Fr, 17. Januar 2020 um 09:54 Uhr

Südwest

Die Ermittler erleben immer mehr Aggressionen. Deshalb bekommen Steuerfahnder in Baden-Württemberg jetzt Schutzwesten – obwohl dem Ministerium keine körperlichen Angriffe bekannt sind.

Der Respekt gegenüber Steuerfahndern nehme ab – deshalb sollen sich die Ermittler im Außendienst nun mit stichfesten und schusssicheren Westen schützen. Ab März sollen die neuen Kleidungsstücke im Einsatz sein, sagt Antje Mohrmann, Sprecherin des baden-württembergischen Finanzministeriums, auf BZ-Anfrage. Rund 333.000 Euro zahle die Steuerverwaltung für die rund 450 Schutzwesten.

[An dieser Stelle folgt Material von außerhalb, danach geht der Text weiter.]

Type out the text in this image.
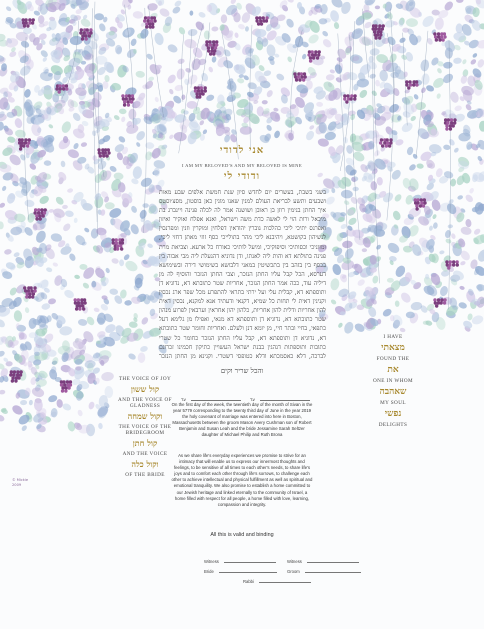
אני לדודי
I AM MY BELOVED'S AND MY BELOVED IS MINE
ודודי לי
בשני בשבת, בעשרים יום לחדש סיון שנת חמשת אלפים שבע מאות ושבעים ותשע לבריאת העולם למנין שאנו מונין כאן בוסטון, מסצ׳וסטס איך החתן בנימין רוזן בן ראובן ושושנה אמר לה לכלה פנינה ויינברג בת מיכאל ורות הוי לי לאשה כדת משה וישראל, ואנא אפלח ואוקיר ואיזון ואפרנס יתיכי ליכי כהלכות גוברין יהודאין דפלחין ומוקרין וזנין ומפרנסין לנשיהון בקושטא, ויהיבנא ליכי מהר בתולייכי כסף זוזי מאתן דחזי ליכי, ומזוניכי וכסותיכי וסיפוקיכי, ומיעל לותיכי כאורח כל ארעא. וצביאת מרת פנינה בתולתא דא והות ליה לאנתו, ודן נדוניא דהנעלת ליה מבי אבוה בין בכסף בין בזהב בין בתכשיטין במאני דלבושא בשימושי דירה ובשימושא דערסא, הכל קבל עליו החתן הנזכר, וצבי החתן הנזכר והוסיף לה מן דיליה עוד, ככה אמר החתן הנזכר, אחריות שטר כתובתא דא, נדוניא דן ותוספתא דא, קבלית עלי ועל ירתי בתראי להתפרע מכל שפר ארג נכסין וקנינין דאית לי תחות כל שמיא, דקנאי ודעתיד אנא למקנא, נכסין דאית להון אחריות ודלית להון אחריות, כלהון יהון אחראין וערבאין לפרוע מנהון שטר כתובתא דא, נדוניא דן ותוספתא דא מנאי, ואפילו מן גלימא דעל כתפאי, בחיי ובתר חיי, מן יומא דנן ולעלם. ואחריות וחומר שטר כתובתא דא, נדוניא דן ותוספתא דא, קבל עליו החתן הנזכר כחומר כל שטרי כתובות ותוספתות דנהגין בבנת ישראל העשויין כתיקון חכמינו זכרונם לברכה, דלא כאסמכתא ודלא כטופסי דשטרי. וקנינא מן החתן הנזכר
והכל שריר וקים
עד	עד
On the first day of the week, the twentieth day of the month of Sivan in the year 5779 corresponding to the twenty third day of June in the year 2019 the holy covenant of marriage was entered into here in Boston, Massachusetts between the groom Mason Avery Cushman son of Robert Benjamin and Susan Leah and the bride Jessamine Sarah Seltzer daughter of Michael Philip and Ruth Brona
As we share life's everyday experiences we promise to strive for an intimacy that will enable us to express our innermost thoughts and feelings, to be sensitive of all times to each other's needs, to share life's joys and to comfort each other through life's sorrows, to challenge each other to achieve intellectual and physical fulfillment as well as spiritual and emotional tranquility. We also promise to establish a home committed to our Jewish heritage and linked eternally to the community of Israel, a home filled with respect for all people, a home filled with love, learning, compassion and integrity.
All this is valid and binding
Witness	Witness
Bride	Groom
Rabbi
THE VOICE OF JOY
קול ששון
AND THE VOICE OF GLADNESS
וקול שמחה
THE VOICE OF THE BRIDEGROOM
קול חתן
AND THE VOICE
וקול כלה
OF THE BRIDE
I HAVE
מצאתי
FOUND THE
את
ONE IN WHOM
שאהבה
MY SOUL
נפשי
DELIGHTS
© Mickie 2009
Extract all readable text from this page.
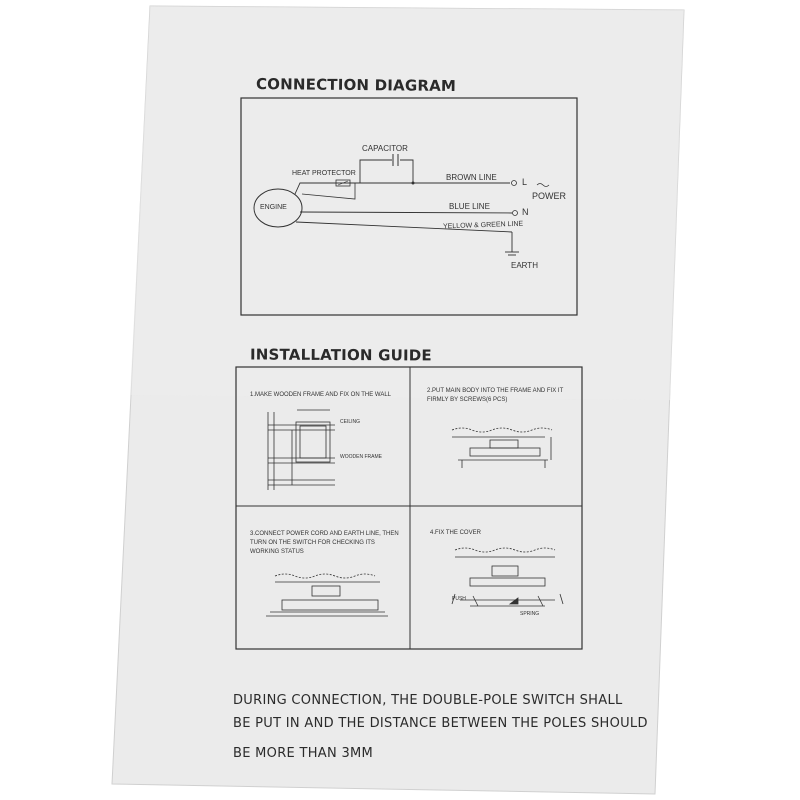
CONNECTION DIAGRAM
INSTALLATION GUIDE
CAPACITOR
HEAT PROTECTOR
ENGINE
BROWN LINE
BLUE LINE
YELLOW & GREEN LINE
L
N
POWER
EARTH
1.MAKE WOODEN FRAME AND FIX ON THE WALL
2.PUT MAIN BODY INTO THE FRAME AND FIX IT FIRMLY BY SCREWS(6 PCS)
3.CONNECT POWER CORD AND EARTH LINE, THEN TURN ON THE SWITCH FOR CHECKING ITS WORKING STATUS
4.FIX THE COVER
CEILING
WOODEN FRAME
PUSH
SPRING
DURING CONNECTION, THE DOUBLE-POLE SWITCH SHALL
BE PUT IN AND THE DISTANCE BETWEEN THE POLES SHOULD
BE MORE THAN 3MM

Ähnlich wie Polizisten oder Mitarbeiter von Feuerwehr und Rettungsdiensten erlebten auch Steuerfahnder immer häufiger Aggressionen. Sie würden angepöbelt, beleidigt und manchmal sogar bedroht. Es habe bereits Strafanzeigen von Steuerfahndern wegen Beleidigung und Bedrohung gegeben, sagt Ministeriumssprecherin Mohrmann. Zur Zahl der Anzeigen gebe es allerdings keine Statistik.

Keine körperlichen Angriffe bekannt

Von körperlichen Angriffen in den vergangenen Jahren sei zwar nichts bekannt, sagt Mohrmann. Aber besonders bei Durchsuchungen sei ein "abnehmender Respekt und eine reduzierte (verbale) Hemmschwelle" gegenüber den eingesetzten Kollegen der Steuerfahndung zu verzeichnen.

Zukünftig sei anlässlich von Überprüfungen der Fahnder "mit zunehmender Gewaltbereitschaft" zu rechnen, so Mohrmann. "Das ist eine aufgeladene Atmosphäre, in der man nicht immer weiß, ob es umschlägt", sagt die Sprecherin, die erst vor einigen Monaten Steuerfahnder begleitet hat.

Kosten gespart

Deshalb will das Ministerium seine Mitarbeiter nun besser schützen. Rund 450 Schutzwesten habe man für die rund 330 Steuerfahnder (Stand 2018) bestellt. Auch einige Mitarbeiter der Bußgeld- und Strafsachenstellen bekommen Westen. Die Kosten lägen bei rund 740 Euro pro Stück. "Normalerweise sind diese Westen wesentlich teurer", betont Mohrmann. Aber man habe die Bestellung über das Innenministerium und die Polizei abgewickelt und so Kosten eingespart. Die Westen werden individuell zugeschnitten, sodass sie bei jedem Mitarbeiter die zu schützenden Körperstellen wirklich bedecken.

Hessen hat schon Westen

Der Hersteller der Westen, die im März 2020 ausgeliefert werden sollen, sitzt in Hessen – und auch die dortigen Steuerfahnder haben Schutzwesten bekommen. "Auch wenn die weitaus überwiegende Mehrzahl der Einsätze zum Glück friedlich verläuft, so ist deutlich spürbar, dass die Aggressivität und Gewaltbereitschaft der Beschuldigten steigt", sagte Hessens Finanzminister Thomas Schäfer (CDU) bei der Vorstellung der Westen am Mittwoch.

Dort sind die Westen bereits seit Dezember im Einsatz. Auch in Hessen seien bislang keine körperlichen Angriffe auf Steuerfahnder bekannt, so ein Sprecher des dortigen Finanzministeriums. Man verzeichne aber eine Zunahme an Beleidigungen und Drohungen. Auch in Hessen habe es dazu Strafanzeigen gegeben, 2019 im unteren zweistelligen Bereich.